Matter of Mulgrew v Board of Educ. of the City Sch. Dist. of the City of N.Y.
2024 NY Slip Op 05834
Decided on November 21, 2024
Appellate Division, First Department
Published by New York State Law Reporting Bureau pursuant to Judiciary Law § 431.
This opinion is uncorrected and subject to revision before publication in the Official Reports.


Decided and Entered: November 21, 2024
Before: Webber, J.P., Singh, Gesmer, Pitt-Burke, Michael, JJ.

Index No. 152847/23 Appeal No. 3093 Case No. 2023-04428

[*1]In the Matter of Michael Mulgrew etc., et al., Petitioners-Appellants,

v

The Board of Education of the City School District of the City of New York, et al., Respondents-Respondents, Success Academy Charter Schools, Amicus Curiae.




Steptoe LLP, New York (Dina Kolker of counsel), for appellants.

Muriel Goode-Trufant, Acting Corporation Counsel, New York (Jeremy W. Shweder of counsel), for respondents.

Kirkland & Ellis LLP, New York (Jay P. Lefkowitz of counsel), for amicus curiae.



Judgment (denominated an order), Supreme Court, New York County (Lyle E. Frank, J.), entered August 11, 2023, granting the motion of respondents (DOE) to dismiss the petition to annul votes of the Panel for Education Policy (PEP) changing the utilization of New York City school buildings in Brooklyn and Queens due to the alleged failure to comply with provisions of the Education Law and Chancellor's Regulation A-190, and dismissing the proceeding brought pursuant to CPLR article 78, unanimously affirmed, without costs.

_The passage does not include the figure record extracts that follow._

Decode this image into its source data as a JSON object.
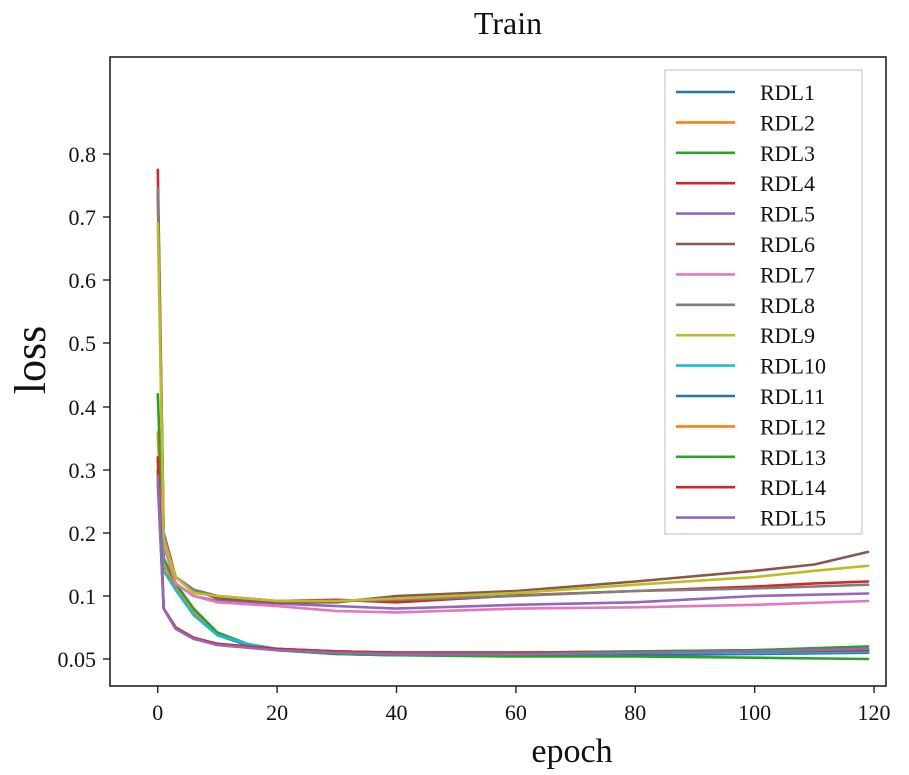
{
  "chart_data": {
    "type": "line",
    "title": "Train",
    "xlabel": "epoch",
    "ylabel": "loss",
    "xlim": [
      -8,
      122
    ],
    "xticks": [
      0,
      20,
      40,
      60,
      80,
      100,
      120
    ],
    "yticks": [
      0.05,
      0.1,
      0.2,
      0.3,
      0.4,
      0.5,
      0.6,
      0.7,
      0.8
    ],
    "ytick_labels": [
      "0.05",
      "0.1",
      "0.2",
      "0.3",
      "0.4",
      "0.5",
      "0.6",
      "0.7",
      "0.8"
    ],
    "grid": false,
    "legend_position": "top-right",
    "series": [
      {
        "name": "RDL1",
        "color": "#1f77b4",
        "values": [
          [
            0,
            0.29
          ],
          [
            1,
            0.14
          ],
          [
            3,
            0.11
          ],
          [
            6,
            0.085
          ],
          [
            10,
            0.069
          ],
          [
            15,
            0.061
          ],
          [
            20,
            0.057
          ],
          [
            30,
            0.054
          ],
          [
            40,
            0.053
          ],
          [
            60,
            0.053
          ],
          [
            80,
            0.053
          ],
          [
            100,
            0.054
          ],
          [
            119,
            0.055
          ]
        ]
      },
      {
        "name": "RDL2",
        "color": "#ff7f0e",
        "values": [
          [
            0,
            0.36
          ],
          [
            1,
            0.15
          ],
          [
            3,
            0.115
          ],
          [
            6,
            0.088
          ],
          [
            10,
            0.07
          ],
          [
            15,
            0.062
          ],
          [
            20,
            0.058
          ],
          [
            30,
            0.055
          ],
          [
            40,
            0.054
          ],
          [
            60,
            0.054
          ],
          [
            80,
            0.055
          ],
          [
            100,
            0.057
          ],
          [
            119,
            0.058
          ]
        ]
      },
      {
        "name": "RDL3",
        "color": "#2ca02c",
        "values": [
          [
            0,
            0.42
          ],
          [
            1,
            0.16
          ],
          [
            3,
            0.12
          ],
          [
            6,
            0.09
          ],
          [
            10,
            0.071
          ],
          [
            15,
            0.062
          ],
          [
            20,
            0.057
          ],
          [
            30,
            0.054
          ],
          [
            40,
            0.053
          ],
          [
            60,
            0.052
          ],
          [
            80,
            0.052
          ],
          [
            100,
            0.051
          ],
          [
            119,
            0.05
          ]
        ]
      },
      {
        "name": "RDL4",
        "color": "#d62728",
        "values": [
          [
            0,
            0.775
          ],
          [
            1,
            0.2
          ],
          [
            3,
            0.13
          ],
          [
            6,
            0.11
          ],
          [
            10,
            0.1
          ],
          [
            20,
            0.096
          ],
          [
            30,
            0.097
          ],
          [
            40,
            0.095
          ],
          [
            60,
            0.101
          ],
          [
            80,
            0.108
          ],
          [
            100,
            0.115
          ],
          [
            110,
            0.12
          ],
          [
            119,
            0.123
          ]
        ]
      },
      {
        "name": "RDL5",
        "color": "#9467bd",
        "values": [
          [
            0,
            0.3
          ],
          [
            1,
            0.2
          ],
          [
            3,
            0.12
          ],
          [
            6,
            0.1
          ],
          [
            10,
            0.096
          ],
          [
            20,
            0.094
          ],
          [
            30,
            0.092
          ],
          [
            40,
            0.09
          ],
          [
            60,
            0.093
          ],
          [
            80,
            0.095
          ],
          [
            100,
            0.1
          ],
          [
            110,
            0.102
          ],
          [
            119,
            0.104
          ]
        ]
      },
      {
        "name": "RDL6",
        "color": "#8c564b",
        "values": [
          [
            0,
            0.74
          ],
          [
            1,
            0.19
          ],
          [
            3,
            0.13
          ],
          [
            6,
            0.11
          ],
          [
            10,
            0.098
          ],
          [
            20,
            0.095
          ],
          [
            30,
            0.095
          ],
          [
            40,
            0.1
          ],
          [
            60,
            0.108
          ],
          [
            80,
            0.123
          ],
          [
            100,
            0.14
          ],
          [
            110,
            0.15
          ],
          [
            119,
            0.17
          ]
        ]
      },
      {
        "name": "RDL7",
        "color": "#e377c2",
        "values": [
          [
            0,
            0.3
          ],
          [
            1,
            0.18
          ],
          [
            3,
            0.12
          ],
          [
            6,
            0.1
          ],
          [
            10,
            0.095
          ],
          [
            20,
            0.092
          ],
          [
            30,
            0.088
          ],
          [
            40,
            0.087
          ],
          [
            60,
            0.09
          ],
          [
            80,
            0.091
          ],
          [
            100,
            0.093
          ],
          [
            119,
            0.096
          ]
        ]
      },
      {
        "name": "RDL8",
        "color": "#7f7f7f",
        "values": [
          [
            0,
            0.745
          ],
          [
            1,
            0.19
          ],
          [
            3,
            0.13
          ],
          [
            6,
            0.11
          ],
          [
            10,
            0.1
          ],
          [
            20,
            0.096
          ],
          [
            30,
            0.096
          ],
          [
            40,
            0.097
          ],
          [
            60,
            0.1
          ],
          [
            80,
            0.108
          ],
          [
            100,
            0.112
          ],
          [
            110,
            0.115
          ],
          [
            119,
            0.118
          ]
        ]
      },
      {
        "name": "RDL9",
        "color": "#bcbd22",
        "values": [
          [
            0,
            0.69
          ],
          [
            1,
            0.19
          ],
          [
            3,
            0.13
          ],
          [
            6,
            0.105
          ],
          [
            10,
            0.1
          ],
          [
            20,
            0.096
          ],
          [
            30,
            0.096
          ],
          [
            40,
            0.098
          ],
          [
            60,
            0.105
          ],
          [
            80,
            0.118
          ],
          [
            100,
            0.13
          ],
          [
            110,
            0.14
          ],
          [
            119,
            0.148
          ]
        ]
      },
      {
        "name": "RDL10",
        "color": "#17becf",
        "values": [
          [
            0,
            0.3
          ],
          [
            1,
            0.14
          ],
          [
            3,
            0.11
          ],
          [
            6,
            0.085
          ],
          [
            10,
            0.069
          ],
          [
            15,
            0.062
          ],
          [
            20,
            0.058
          ],
          [
            30,
            0.055
          ],
          [
            40,
            0.054
          ],
          [
            60,
            0.054
          ],
          [
            80,
            0.055
          ],
          [
            100,
            0.055
          ],
          [
            119,
            0.056
          ]
        ]
      },
      {
        "name": "RDL11",
        "color": "#1f77b4",
        "values": [
          [
            0,
            0.28
          ],
          [
            1,
            0.09
          ],
          [
            3,
            0.075
          ],
          [
            6,
            0.066
          ],
          [
            10,
            0.062
          ],
          [
            15,
            0.06
          ],
          [
            20,
            0.058
          ],
          [
            30,
            0.056
          ],
          [
            40,
            0.055
          ],
          [
            60,
            0.055
          ],
          [
            80,
            0.055
          ],
          [
            100,
            0.056
          ],
          [
            119,
            0.057
          ]
        ]
      },
      {
        "name": "RDL12",
        "color": "#ff7f0e",
        "values": [
          [
            0,
            0.32
          ],
          [
            1,
            0.09
          ],
          [
            3,
            0.074
          ],
          [
            6,
            0.066
          ],
          [
            10,
            0.062
          ],
          [
            15,
            0.06
          ],
          [
            20,
            0.058
          ],
          [
            30,
            0.056
          ],
          [
            40,
            0.055
          ],
          [
            60,
            0.055
          ],
          [
            80,
            0.056
          ],
          [
            100,
            0.057
          ],
          [
            119,
            0.058
          ]
        ]
      },
      {
        "name": "RDL13",
        "color": "#2ca02c",
        "values": [
          [
            0,
            0.3
          ],
          [
            1,
            0.09
          ],
          [
            3,
            0.074
          ],
          [
            6,
            0.066
          ],
          [
            10,
            0.062
          ],
          [
            15,
            0.06
          ],
          [
            20,
            0.058
          ],
          [
            30,
            0.056
          ],
          [
            40,
            0.055
          ],
          [
            60,
            0.055
          ],
          [
            80,
            0.056
          ],
          [
            100,
            0.057
          ],
          [
            119,
            0.06
          ]
        ]
      },
      {
        "name": "RDL14",
        "color": "#d62728",
        "values": [
          [
            0,
            0.32
          ],
          [
            1,
            0.09
          ],
          [
            3,
            0.075
          ],
          [
            6,
            0.067
          ],
          [
            10,
            0.062
          ],
          [
            15,
            0.06
          ],
          [
            20,
            0.058
          ],
          [
            30,
            0.056
          ],
          [
            40,
            0.055
          ],
          [
            60,
            0.055
          ],
          [
            80,
            0.055
          ],
          [
            100,
            0.056
          ],
          [
            119,
            0.057
          ]
        ]
      },
      {
        "name": "RDL15",
        "color": "#9467bd",
        "values": [
          [
            0,
            0.29
          ],
          [
            1,
            0.09
          ],
          [
            3,
            0.074
          ],
          [
            6,
            0.066
          ],
          [
            10,
            0.061
          ],
          [
            15,
            0.059
          ],
          [
            20,
            0.057
          ],
          [
            30,
            0.055
          ],
          [
            40,
            0.054
          ],
          [
            60,
            0.054
          ],
          [
            80,
            0.055
          ],
          [
            100,
            0.056
          ],
          [
            119,
            0.058
          ]
        ]
      }
    ]
  }
}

Supreme Court properly dismissed this proceeding based on petitioners' failure to exhaust their administrative remedies (see Watergate II Apts. v Buffalo Sewer Auth., 46 NY2d 52, 57 [1978]; Mulgrew v Board of Educ. of the City School Dist. of the City of N.Y., 88 AD3d 72, 80-81 [1st Dept 2011]). The petition challenges "the determination to locate or co-locate a charter school within a public school building . . . that has been approved by the board of education" for both buildings, which "may be appealed to the commissioner" of the New York State Department of Education under Education Law § 310 (Education Law § 2853[3][a-5]). Thus, as shown by the DOE's exhibits proffered in its motion to dismiss — specifically, several decisions of the commissioner reviewing the adequacy of educational impact statements and building usage plans, as well as compliance with procedural requirements, in challenges to PEP votes approving charter school co-locations in the City of New York — petitioners' claims cannot be brought under CPLR article 78, since they "can be adequately reviewed by appeal to a court or to some other body or officer" (CPLR 7801[1]; see Education Law §§ 2590-h[2-a][b][i]-[vii], 2853[3][a-3][2][A]-[F]).

While petitioners contend that the educational impact statements failed to adequately address the impact on class sizes, the petition does not allege a violation of the class size requirements as set by legislative amendment in September 2022 (see L 2022, ch 556, § 3, amending Education Law § 211-d[2][b][ii]-[iii]). Even if this were such a violation, petitioners would still be required to exhaust their administrative remedies by appealing to the commissioner (Mulgrew, 88 AD3d at 80, quoting Education Law § 211-d[7][a], [c]).

Contrary to petitioners' contention, the petition does not raise a pure question of law, as it challenges the facts underlying the DOE's assumptions of projected class size for the public schools to be housed with the co-located charter schools, and raises other factual allegations related to safety and traffic that they claim the DOE overlooked or insufficiently addressed, among other things (see e.g. Mulgrew, 88 AD3d at 80-81; compare Matter of Sievers v City of N.Y. Dept. of Bldgs., 146 AD2d 473, 473 [1st Dept 1989]).

We have considered petitioners' remaining contentions and find them unavailing.

THIS CONSTITUTES THE DECISION AND ORDER OF THE SUPREME COURT, APPELLATE DIVISION, FIRST DEPARTMENT[*2].